ConsequencesAs pointed out by Newton (2010), the Industrial Revolution reformed and renovated many aspects of the British society from economy to demography, and by the end of the eighteenth century, the metropolitan centres became known scenery due to the rising population moving closer to factory areas. Technological improvements also developed a breakthrough in capitalism, which led to the replacement of land owners by industrial capitalists as commanders of Britain’s economical power. According to Bond, Gingerich, Purcel, and Maclem (2003), in the social aspect, industrialization brought considerable changes. The implementation of the enclosure movement left thousands of workers unemployed, who were forced to unwillingly move to industrialised areas with their families. As the population increased, towns grew around factories and entire families survived under extremely unhealthy conditions.
Furthermore, scarcity made it impossible for numerous families to maintain a standard of living, and as a result, most of the members were to work, even small children who were usually sent to textile factories at about the age of eight. This chaotic situation led to the rupture of family bonds and the lack of education for children, who usually became illiterate workers. As regards economy, Richards and Hunt (1950) remark that “ the result (…
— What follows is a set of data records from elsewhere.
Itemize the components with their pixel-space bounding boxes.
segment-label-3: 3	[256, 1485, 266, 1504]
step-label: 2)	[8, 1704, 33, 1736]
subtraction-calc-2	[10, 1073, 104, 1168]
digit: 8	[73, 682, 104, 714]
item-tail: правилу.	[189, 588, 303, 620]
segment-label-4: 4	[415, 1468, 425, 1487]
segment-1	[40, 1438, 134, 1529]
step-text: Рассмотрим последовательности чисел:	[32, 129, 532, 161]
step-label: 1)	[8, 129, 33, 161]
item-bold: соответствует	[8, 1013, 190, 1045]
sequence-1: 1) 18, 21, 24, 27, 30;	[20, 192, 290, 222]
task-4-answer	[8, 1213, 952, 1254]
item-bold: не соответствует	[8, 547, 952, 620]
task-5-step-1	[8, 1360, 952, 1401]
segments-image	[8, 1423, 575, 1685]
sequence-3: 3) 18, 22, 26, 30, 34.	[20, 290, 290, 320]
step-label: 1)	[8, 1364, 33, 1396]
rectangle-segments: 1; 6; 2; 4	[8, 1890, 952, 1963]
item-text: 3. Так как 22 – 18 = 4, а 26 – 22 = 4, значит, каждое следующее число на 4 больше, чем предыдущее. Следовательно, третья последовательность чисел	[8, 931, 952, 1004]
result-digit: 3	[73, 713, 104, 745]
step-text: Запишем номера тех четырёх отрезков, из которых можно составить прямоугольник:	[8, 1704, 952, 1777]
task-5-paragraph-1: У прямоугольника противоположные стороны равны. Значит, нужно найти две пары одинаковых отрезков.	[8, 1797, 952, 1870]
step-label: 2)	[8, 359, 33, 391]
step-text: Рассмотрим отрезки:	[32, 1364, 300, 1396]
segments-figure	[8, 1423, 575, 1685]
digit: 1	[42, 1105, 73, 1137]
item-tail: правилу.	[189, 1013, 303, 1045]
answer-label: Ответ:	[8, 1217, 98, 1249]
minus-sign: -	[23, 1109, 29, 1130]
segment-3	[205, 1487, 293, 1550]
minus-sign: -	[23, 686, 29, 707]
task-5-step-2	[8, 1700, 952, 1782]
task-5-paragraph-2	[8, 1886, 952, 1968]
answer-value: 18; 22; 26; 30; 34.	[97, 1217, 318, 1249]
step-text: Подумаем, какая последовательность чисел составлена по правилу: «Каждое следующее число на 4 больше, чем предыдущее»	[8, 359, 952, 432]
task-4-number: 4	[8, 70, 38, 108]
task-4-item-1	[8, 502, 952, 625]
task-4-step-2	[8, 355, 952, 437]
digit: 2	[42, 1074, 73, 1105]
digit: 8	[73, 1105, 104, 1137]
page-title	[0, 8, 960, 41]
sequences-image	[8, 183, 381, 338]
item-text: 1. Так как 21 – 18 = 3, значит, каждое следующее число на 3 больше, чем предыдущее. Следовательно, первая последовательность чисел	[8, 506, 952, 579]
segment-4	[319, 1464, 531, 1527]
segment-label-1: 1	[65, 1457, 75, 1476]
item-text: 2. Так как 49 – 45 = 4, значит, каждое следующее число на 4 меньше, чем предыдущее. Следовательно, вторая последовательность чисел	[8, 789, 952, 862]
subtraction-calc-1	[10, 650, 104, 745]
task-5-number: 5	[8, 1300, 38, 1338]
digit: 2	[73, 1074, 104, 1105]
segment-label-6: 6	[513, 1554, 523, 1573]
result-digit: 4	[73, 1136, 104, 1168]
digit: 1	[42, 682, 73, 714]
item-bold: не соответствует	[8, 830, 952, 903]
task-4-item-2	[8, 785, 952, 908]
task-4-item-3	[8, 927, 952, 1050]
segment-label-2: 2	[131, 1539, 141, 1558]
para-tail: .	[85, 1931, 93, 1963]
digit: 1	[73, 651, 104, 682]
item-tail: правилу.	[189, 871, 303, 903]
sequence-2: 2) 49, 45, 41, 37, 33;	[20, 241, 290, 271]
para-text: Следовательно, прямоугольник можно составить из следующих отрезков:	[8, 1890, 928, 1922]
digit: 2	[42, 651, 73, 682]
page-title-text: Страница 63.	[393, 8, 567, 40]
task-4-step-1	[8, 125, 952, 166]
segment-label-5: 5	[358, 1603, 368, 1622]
) was a vast increase in production and hence in the national wealth” (p. 26). By the middle nineteenth century England had become an affluent power and was one of the major manufacturing countries in Europe, which was a crucial factor to maintain the level of education and economical prosperity in the whole nation. Added to this was the creation of novelty industrial forces, such as the engineering industry and others as original and unique. It is worth mentioning that these new factories developed more and new tools and materials to aid the neighbouring branches. In the politics field, as claimed by Bond et al.
(2003), a shift in the electoral system was urgent and urged by the increasing power of the working class. This gave birth to the Reform Bill of 1832, which brought a larger quantity of men to vote and enabled the lower classes to take part in some minor decisions. In the middle nineteenth century, the working class gathered and asked for several changes to the Parliamentary system, which were based on a radical document written by the Working Men’s Association. This became known as the Chartism ideology and demanded, as Bond et al. (2003) state, “ universal male suffrage, annual parliaments, vote by ballot and equal electoral constituencies” (p. 4).
ConclusionIt is a foregone conclusion that the Industrial Revolution in England brought radical changes in several aspects of life and enabled the creation of new and sophisticated improvements which are still used in these days. Although there were some adverse circumstances due to it, it is an undoubted fact that such crucial events in history are compulsory to give birth to renewed and prosper eras.